Mas deve-se ter um cuidado muito grande com a grande lista de descobertas chinesas; afinal, nem todas elas influenciaram o pensamento ocidental, tal como se acreditou também que um dia a China seria uma importadora de conhecimentos da antiguidade. Acreditar que as coisas são inventadas apenas uma vez é uma falácia tao grande quanto imaginar que o teorema de Pitágoras foi levado da China para a Grécia ou vice-versa. As disputas sobre a primazia temporal de certos inventos também são, muitas vezes, inúteis. Os chineses criaram a pólvora e, no entanto, seu armamento era totalmente inferior aos dos europeus no início do século 19; por outro lado, a medicina chinesa, totalmente alheia aos procedimentos europeus, havia sido muito mais eficaz no tratamento e prevenção de muitas doenças, sendo uma das responsáveis pelo grande aumento populacional junto com avançadas técnicas de agricultura.

A continuidade

A superação geral impostas pelas ciências ocidentais causou um baque tremendo nesta ciência tradicional, a ponto dela ser encarada quase como superstição. Os chineses viram-se obrigados a rever muitas de suas crenças quanto a estes procedimentos investigativos, e em grande parte reconheceram o avanço tremendo obtido pelos europeus em vários campos. A reorganização dos quadros de ciência e tecnologia na China foram feitas aos moldes europeus, e as atividades acadêmicas neste campo são idênticas as promovidas nos currículos ocidentais. O debate que se estabeleceu, pois, é quanto a sobrevivência deste pensamento tradicional. Percebe-se que ele não é inútil em muitos setores, mas a questão é como evoluí-lo, de modo a ser de uso válido.
A medicina tradicional conseguiu, por exemplo, encontrar um espaço próprio na China, e tem sido disseminada no Ocidente de forma intensa. De baixo custo e sumamente eficiente na prevenção, suas teorias, ainda que não bem entendidas a luz de nossa ciência, são aceitas como um sistema complementar ao da medicina de intervenção ocidental. O mesmo ocorre com farmacopéia. No campo da física, teorias como a da perenidade do universo tem sido debatidas, e vários autores ocidentais vem discutindo sua incorporação a cosmologia acadêmica.
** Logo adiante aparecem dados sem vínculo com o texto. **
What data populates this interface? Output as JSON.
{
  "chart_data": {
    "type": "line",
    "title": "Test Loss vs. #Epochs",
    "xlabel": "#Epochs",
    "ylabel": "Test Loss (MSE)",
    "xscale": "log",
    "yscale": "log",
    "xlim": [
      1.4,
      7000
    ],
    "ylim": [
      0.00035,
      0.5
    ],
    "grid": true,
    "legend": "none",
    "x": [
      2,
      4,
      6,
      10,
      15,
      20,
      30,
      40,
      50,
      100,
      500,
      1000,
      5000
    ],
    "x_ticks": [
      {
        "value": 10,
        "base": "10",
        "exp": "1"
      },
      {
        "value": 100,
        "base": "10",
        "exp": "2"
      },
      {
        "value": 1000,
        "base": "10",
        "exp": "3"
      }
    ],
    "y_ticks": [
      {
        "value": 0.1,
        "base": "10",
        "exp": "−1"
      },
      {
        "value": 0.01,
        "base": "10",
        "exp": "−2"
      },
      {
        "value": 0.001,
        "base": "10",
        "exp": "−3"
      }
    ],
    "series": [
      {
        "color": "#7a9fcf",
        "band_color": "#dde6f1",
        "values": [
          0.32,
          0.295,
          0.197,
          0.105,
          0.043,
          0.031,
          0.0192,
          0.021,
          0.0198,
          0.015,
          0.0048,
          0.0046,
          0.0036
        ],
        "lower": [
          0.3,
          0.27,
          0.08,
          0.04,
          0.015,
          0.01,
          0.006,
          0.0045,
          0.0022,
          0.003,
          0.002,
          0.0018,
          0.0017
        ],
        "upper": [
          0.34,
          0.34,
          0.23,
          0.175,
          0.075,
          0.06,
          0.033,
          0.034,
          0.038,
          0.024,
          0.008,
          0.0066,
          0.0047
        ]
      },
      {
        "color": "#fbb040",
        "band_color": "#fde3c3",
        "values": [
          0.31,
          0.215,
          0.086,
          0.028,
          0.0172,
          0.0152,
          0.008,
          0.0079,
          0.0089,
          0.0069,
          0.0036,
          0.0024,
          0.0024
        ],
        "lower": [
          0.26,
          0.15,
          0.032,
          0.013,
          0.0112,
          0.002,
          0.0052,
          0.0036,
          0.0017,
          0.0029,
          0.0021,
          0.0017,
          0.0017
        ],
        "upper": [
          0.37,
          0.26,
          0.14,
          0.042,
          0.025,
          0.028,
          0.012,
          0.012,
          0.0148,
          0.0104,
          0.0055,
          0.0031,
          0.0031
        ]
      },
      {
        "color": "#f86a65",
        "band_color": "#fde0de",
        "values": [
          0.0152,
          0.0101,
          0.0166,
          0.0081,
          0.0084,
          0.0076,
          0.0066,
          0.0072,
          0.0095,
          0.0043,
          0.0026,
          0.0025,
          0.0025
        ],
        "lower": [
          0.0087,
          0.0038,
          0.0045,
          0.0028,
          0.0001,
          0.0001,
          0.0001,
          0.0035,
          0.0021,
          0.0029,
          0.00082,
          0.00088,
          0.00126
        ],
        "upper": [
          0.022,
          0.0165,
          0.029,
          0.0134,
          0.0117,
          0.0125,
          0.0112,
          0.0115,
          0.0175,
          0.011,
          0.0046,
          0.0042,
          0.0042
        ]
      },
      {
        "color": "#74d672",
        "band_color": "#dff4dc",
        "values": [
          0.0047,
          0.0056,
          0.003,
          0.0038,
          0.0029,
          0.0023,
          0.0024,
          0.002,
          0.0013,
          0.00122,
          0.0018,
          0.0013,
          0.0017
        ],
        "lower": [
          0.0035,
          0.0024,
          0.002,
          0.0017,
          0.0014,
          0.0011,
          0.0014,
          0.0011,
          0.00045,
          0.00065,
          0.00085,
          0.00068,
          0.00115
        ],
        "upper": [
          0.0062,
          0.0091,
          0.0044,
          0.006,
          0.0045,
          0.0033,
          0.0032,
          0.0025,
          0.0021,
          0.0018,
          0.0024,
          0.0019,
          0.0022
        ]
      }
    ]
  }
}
O que virá deste futuro será, novamente, um exercício de produção intelectual. Se for possível a total conciliação destes pensares, isso só poderá ser feito por cientistas que estejam dispostos a admitir as conquistas de cada uma das partes do mundo. A temporalidade é uma impressão enganosa - se a China já foi o centro científico do mundo, Europa e EUA podem o ser agora, mas o futuro pertence ao diálogo.